This project aims to develop a web scraper to extract specific information from the Grab Food Delivery platform.
It scrapes restaurant lists, details, delivery fees, and estimated delivery times for selected locations. The scraper is implemented using Python and necessary frameworks like Selenium, following object-oriented programming (OOP) concepts, and optimized for scalability and performance using multithreading.
The tasks performed by the web scraper include:
- Extracting restaurant lists with details.
- Creating a unique restaurant list.
- Extracting average delivery fees and estimated delivery time for selected locations.
The scraper extracts the following fields/column data visible on the Grab Food Delivery website:
- Restaurant Name
- Restaurant Cuisine
- Restaurant Rating
- Estimate Time of Delivery
- Restaurant Distance from Delivery Location
- Promotional Offers
- Restaurant Notice
- Image Link of the Restaurant
- Is Promo Available (True/False)
- Restaurant ID
- Restaurant Latitude and Longitude
- Estimate Delivery Fee
- Scraping Logic: The scraper navigates through the Grab Food Delivery website, and selects the location following API calls to fetch the restaurant's data.

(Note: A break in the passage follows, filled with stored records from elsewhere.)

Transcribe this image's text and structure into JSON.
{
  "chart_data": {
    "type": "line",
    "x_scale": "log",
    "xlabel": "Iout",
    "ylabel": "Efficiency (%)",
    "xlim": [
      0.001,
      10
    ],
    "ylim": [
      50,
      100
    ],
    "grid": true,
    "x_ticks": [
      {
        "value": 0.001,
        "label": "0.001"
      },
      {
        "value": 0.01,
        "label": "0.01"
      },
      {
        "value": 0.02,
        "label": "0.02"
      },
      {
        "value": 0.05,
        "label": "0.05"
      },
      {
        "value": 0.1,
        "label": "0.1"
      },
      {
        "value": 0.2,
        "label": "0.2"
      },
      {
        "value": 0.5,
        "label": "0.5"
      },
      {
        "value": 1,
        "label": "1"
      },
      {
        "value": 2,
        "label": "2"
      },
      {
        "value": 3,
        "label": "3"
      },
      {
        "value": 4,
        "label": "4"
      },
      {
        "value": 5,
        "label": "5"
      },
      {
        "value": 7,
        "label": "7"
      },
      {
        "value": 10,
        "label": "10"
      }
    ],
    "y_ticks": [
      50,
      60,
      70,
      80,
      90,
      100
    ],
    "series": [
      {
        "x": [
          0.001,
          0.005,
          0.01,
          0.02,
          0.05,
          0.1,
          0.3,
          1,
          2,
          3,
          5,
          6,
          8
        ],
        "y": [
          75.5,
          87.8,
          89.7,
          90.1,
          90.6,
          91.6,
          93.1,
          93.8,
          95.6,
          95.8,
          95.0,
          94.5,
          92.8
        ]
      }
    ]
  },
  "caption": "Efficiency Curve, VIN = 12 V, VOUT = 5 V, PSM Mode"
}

- OOP Implementation: The code follows object-oriented programming principles, ensuring modularity and maintainability.
- Optimization: Multithreading is employed to enhance performance and scalability, enabling efficient data extraction.
- Data Handling: Extracted data is saved in CSV and gzip of ndjson format for storage and analysis.

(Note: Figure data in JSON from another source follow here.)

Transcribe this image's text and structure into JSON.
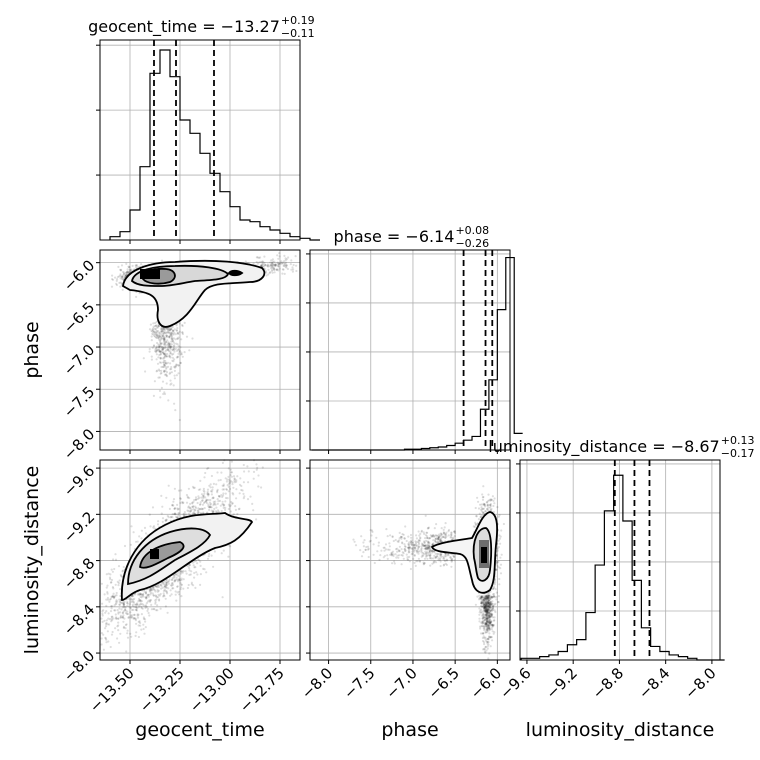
{
  "chart_data": {
    "type": "corner",
    "parameters": [
      "geocent_time",
      "phase",
      "luminosity_distance"
    ],
    "axis_labels": {
      "x": [
        "geocent_time",
        "phase",
        "luminosity_distance"
      ],
      "y": [
        "phase",
        "luminosity_distance"
      ]
    },
    "titles": [
      {
        "prefix": "geocent_time = ",
        "value": "−13.27",
        "plus": "+0.19",
        "minus": "−0.11"
      },
      {
        "prefix": "phase = ",
        "value": "−6.14",
        "plus": "+0.08",
        "minus": "−0.26"
      },
      {
        "prefix": "luminosity_distance = ",
        "value": "−8.67",
        "plus": "+0.13",
        "minus": "−0.17"
      }
    ],
    "ranges": {
      "geocent_time": [
        -13.65,
        -12.65
      ],
      "phase": [
        -8.22,
        -5.85
      ],
      "luminosity_distance": [
        -9.66,
        -7.93
      ]
    },
    "ticks": {
      "geocent_time": [
        -13.5,
        -13.25,
        -13.0,
        -12.75
      ],
      "phase_x": [
        -8.0,
        -7.5,
        -7.0,
        -6.5,
        -6.0
      ],
      "phase_y": [
        -6.0,
        -6.5,
        -7.0,
        -7.5,
        -8.0
      ],
      "luminosity_distance": [
        -9.6,
        -9.2,
        -8.8,
        -8.4,
        -8.0
      ]
    },
    "tick_labels": {
      "geocent_time": [
        "−13.50",
        "−13.25",
        "−13.00",
        "−12.75"
      ],
      "phase_x": [
        "−8.0",
        "−7.5",
        "−7.0",
        "−6.5",
        "−6.0"
      ],
      "phase_y": [
        "−6.0",
        "−6.5",
        "−7.0",
        "−7.5",
        "−8.0"
      ],
      "luminosity_distance_x": [
        "−9.6",
        "−9.2",
        "−8.8",
        "−8.4",
        "−8.0"
      ],
      "luminosity_distance_y": [
        "−8.0",
        "−8.4",
        "−8.8",
        "−9.2",
        "−9.6"
      ]
    },
    "quantiles": {
      "geocent_time": [
        -13.38,
        -13.27,
        -13.08
      ],
      "phase": [
        -6.4,
        -6.14,
        -6.06
      ],
      "luminosity_distance": [
        -8.84,
        -8.67,
        -8.54
      ]
    },
    "histograms": {
      "geocent_time": {
        "edges_start": -13.6,
        "bin_width": 0.05,
        "counts": [
          2,
          5,
          18,
          44,
          100,
          114,
          98,
          72,
          64,
          52,
          40,
          29,
          20,
          12,
          11,
          8,
          6,
          4,
          2,
          1,
          0
        ],
        "ymax": 120
      },
      "phase": {
        "edges_start": -8.2,
        "bin_width": 0.1,
        "counts": [
          0,
          0,
          0,
          0,
          0,
          0,
          0,
          0,
          0,
          0,
          0,
          1,
          1,
          2,
          3,
          4,
          6,
          9,
          13,
          18,
          54,
          93,
          186,
          255,
          22
        ],
        "ymax": 265
      },
      "luminosity_distance": {
        "edges_start": -9.65,
        "bin_width": 0.08,
        "counts": [
          1,
          1,
          2,
          3,
          5,
          9,
          12,
          28,
          56,
          88,
          109,
          82,
          47,
          19,
          8,
          5,
          3,
          2,
          1,
          0,
          0,
          0
        ],
        "ymax": 118
      }
    },
    "grid": true
  }
}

- Selenium Wire: The selenium wire package uses Blinker, whose latest version is no longer supported, so explicitly has to take 1.7.0.
- Blocking and Authentication: I did proxy/IP rotation to avoid blocking one IP.

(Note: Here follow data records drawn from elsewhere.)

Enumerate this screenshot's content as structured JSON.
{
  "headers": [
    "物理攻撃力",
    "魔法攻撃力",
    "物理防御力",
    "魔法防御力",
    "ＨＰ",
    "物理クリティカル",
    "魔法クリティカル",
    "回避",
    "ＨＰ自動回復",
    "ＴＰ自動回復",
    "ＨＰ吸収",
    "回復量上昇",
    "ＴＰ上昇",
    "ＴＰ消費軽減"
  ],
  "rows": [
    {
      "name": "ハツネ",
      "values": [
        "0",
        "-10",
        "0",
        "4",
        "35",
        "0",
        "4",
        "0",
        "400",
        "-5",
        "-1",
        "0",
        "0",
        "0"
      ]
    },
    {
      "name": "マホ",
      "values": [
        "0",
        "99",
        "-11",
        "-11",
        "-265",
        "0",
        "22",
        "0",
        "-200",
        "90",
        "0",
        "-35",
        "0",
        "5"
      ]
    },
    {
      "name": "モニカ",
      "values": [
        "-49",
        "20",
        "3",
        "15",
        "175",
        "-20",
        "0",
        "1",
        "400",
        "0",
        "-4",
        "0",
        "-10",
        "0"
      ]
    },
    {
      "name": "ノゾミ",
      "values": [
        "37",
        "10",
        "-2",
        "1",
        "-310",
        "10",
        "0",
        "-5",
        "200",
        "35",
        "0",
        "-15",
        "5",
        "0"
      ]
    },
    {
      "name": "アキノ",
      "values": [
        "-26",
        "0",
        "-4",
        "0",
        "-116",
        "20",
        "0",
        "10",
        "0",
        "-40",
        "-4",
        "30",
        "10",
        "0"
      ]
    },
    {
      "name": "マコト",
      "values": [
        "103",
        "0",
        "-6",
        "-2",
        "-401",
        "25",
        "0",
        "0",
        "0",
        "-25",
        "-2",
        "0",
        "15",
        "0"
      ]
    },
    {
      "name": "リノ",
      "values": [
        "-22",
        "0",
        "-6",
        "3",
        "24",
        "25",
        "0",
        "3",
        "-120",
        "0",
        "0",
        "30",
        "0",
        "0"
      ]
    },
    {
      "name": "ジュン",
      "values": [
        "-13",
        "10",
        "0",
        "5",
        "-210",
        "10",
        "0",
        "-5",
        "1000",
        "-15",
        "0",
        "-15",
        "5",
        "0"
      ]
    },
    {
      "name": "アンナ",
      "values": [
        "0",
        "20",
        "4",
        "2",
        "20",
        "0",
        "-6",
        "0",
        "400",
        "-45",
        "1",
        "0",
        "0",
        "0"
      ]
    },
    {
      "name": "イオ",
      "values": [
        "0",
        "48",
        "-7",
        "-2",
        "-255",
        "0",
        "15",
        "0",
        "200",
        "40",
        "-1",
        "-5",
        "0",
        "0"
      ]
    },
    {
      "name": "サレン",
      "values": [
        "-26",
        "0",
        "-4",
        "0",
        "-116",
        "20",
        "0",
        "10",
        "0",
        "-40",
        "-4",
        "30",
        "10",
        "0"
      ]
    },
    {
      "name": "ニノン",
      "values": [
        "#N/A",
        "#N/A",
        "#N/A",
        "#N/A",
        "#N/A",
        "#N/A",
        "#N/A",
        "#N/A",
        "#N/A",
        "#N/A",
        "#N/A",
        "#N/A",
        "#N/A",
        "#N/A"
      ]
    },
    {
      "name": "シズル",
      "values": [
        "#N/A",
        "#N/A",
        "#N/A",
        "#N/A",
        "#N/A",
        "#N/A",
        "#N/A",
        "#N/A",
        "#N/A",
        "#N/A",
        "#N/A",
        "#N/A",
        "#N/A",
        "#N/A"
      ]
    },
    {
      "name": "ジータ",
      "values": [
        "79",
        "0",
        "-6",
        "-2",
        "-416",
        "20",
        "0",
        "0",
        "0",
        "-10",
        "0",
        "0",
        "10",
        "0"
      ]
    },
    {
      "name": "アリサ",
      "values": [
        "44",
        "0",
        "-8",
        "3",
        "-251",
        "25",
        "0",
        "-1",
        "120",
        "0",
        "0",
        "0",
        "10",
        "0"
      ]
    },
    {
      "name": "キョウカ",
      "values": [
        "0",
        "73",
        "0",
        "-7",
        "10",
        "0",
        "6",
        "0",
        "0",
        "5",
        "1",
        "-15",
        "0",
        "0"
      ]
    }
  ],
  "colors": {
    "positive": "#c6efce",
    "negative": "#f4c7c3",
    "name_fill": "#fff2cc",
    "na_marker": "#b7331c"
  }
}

- Error Handling: Implement more robust error handling mechanisms to handle edge cases gracefully.
- Proxy Rotation: Introduce proxy rotation in more efficient way, right now I am only doing the rotation at the very first step.
- Multi-Processing: This can be much better if given time, I will try to optimize it more.
# Clone this project
$ git clone https://github.com/{{YOUR_GITHUB_USERNAME}}/food-grab-web-scraping
# Access
$ cd food-grab-web-scraping
# Setup virtual environment
$ python3 -m venv venv
# Install dependencies
$ pip install -r requirements.txt
# Run the project
$ run XHR.py file